Similarly, choose the routing mechanism for a message associated with a key based upon its key value. The neighbourhood set is intended to store IP addresses and nodeIds for M closest nodes to the present node according to proximity. The leaf set L is a set of nodes with L/2 nodes having nodeId smaller than the present node’s nodeId in the nodeId space, and are the closest such nodes in this space. Similarly, there are L/2 nodes with nodeIds greater than the present node’s nodeId.
Routing of a message for the destination node happens as per the algorithm described below.
Routing algorithm (route to destination node)
- Initially, we check if the desired node lies within the range of leaf sets.
- If yes, then in a single step we can reach the destination.
- Say, ‘n’ is the common prefix length shared by the key and current node. And ‘j’ is the nth value in messages’ key.
- Check for a not NULL entry in the nth row and jth column.
- Route to the existing entry if not NULL.
- Take the union of all tables (R U M U L) and route to the most appropriate node.
To do a repair of the node’s state, the following algorithm is used.
- Leaf Set Repair
- For the smaller nodeIds that lie in the left leaf set, request the leftmost leaf node for its leaf sets. Search for an entry with nodeId less than the leftmost leaf in the request leaf set. If found, insert it into the left leaf set.
- If such an entry cannot be found, then repeat the same procedure for the second leftmost leaf node and so on until an appropriate entry is found.
- Repeat the same procedure for the right leaf set, except that the rightmost leaf node will be requested first, and then move one step left if the relevant entry is not found.
- Neighbourhood Set Repair
- Request the neighbourhood set from the rearmost neighbour of the present node. If a new entry is found, then insert it into the neighbourhood set. Otherwise, head forward repeating the same process with the node next to the previously selected node.
- Routing Table Update
- To repair R[n][j], request for the R[n][j] entries from nodes R[p][j] for all j!=i.
- When the desired entries are not found, then it goes on following the same procedure with the next row.
In Figure 4, a flow diagram demonstrates the working of the routing algorithm for values based on their keys involving three crucial stages of decision making.
When a new node X asks to join the application’s network to an existing node A, a special message ‘join’ with X’s nodeId is routed to the numerically closest live nodes like any other message. All nodes encountered during routing send their state information to node X as a response to the join request. In case of a node departure, the failed node within the leaf set is replaced. Every stored data is replicated across three different nodes.
Upon joining, a new node is provided with the data relevant to it, while routing. Routing table entries are fixed when an unavailable node is detected while routing. This is commented as ‘Lazy repair’ in the code. Every 30 seconds a timely leaf set repair is done. When a node quits the network, a replica of its data is created before it exits the network. This is done in response to the ‘quit’ command.
Figure 5 relates to the arrival of a new node in the existing network of nodes. New node X sends a joinMe request to the pre-existing node, which in turn publishes a join message to its neighbour nodes. All these nodes that receive a join message send their routing table to the newly joined node. New node X uses this information to populate its routing table and leaf set.

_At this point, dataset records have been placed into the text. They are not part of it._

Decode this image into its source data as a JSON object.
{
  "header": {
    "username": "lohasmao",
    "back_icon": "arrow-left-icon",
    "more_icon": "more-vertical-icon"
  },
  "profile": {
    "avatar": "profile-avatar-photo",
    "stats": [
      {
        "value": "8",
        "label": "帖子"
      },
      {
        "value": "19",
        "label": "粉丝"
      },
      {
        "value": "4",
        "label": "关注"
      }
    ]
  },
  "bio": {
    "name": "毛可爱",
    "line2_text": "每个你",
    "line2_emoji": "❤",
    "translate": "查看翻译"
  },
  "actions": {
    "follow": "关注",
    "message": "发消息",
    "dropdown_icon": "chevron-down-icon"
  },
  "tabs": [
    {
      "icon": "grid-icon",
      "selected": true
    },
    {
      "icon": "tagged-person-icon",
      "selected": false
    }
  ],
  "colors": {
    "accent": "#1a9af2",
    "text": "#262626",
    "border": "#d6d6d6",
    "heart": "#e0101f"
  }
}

The following steps will guide you in installing and running the application’s node on any POSIX-compliant operating system. All of the code associated with the application is written in C++. Hence, a G++ compiler is required for successful installation of the application.
We have used protocol buffers to define a uniform interface for intercommunication between nodes. Install protocol buffers as described in the source repository at https://github.com/protocolbuffers/protobuf/blob/master/src/README.md.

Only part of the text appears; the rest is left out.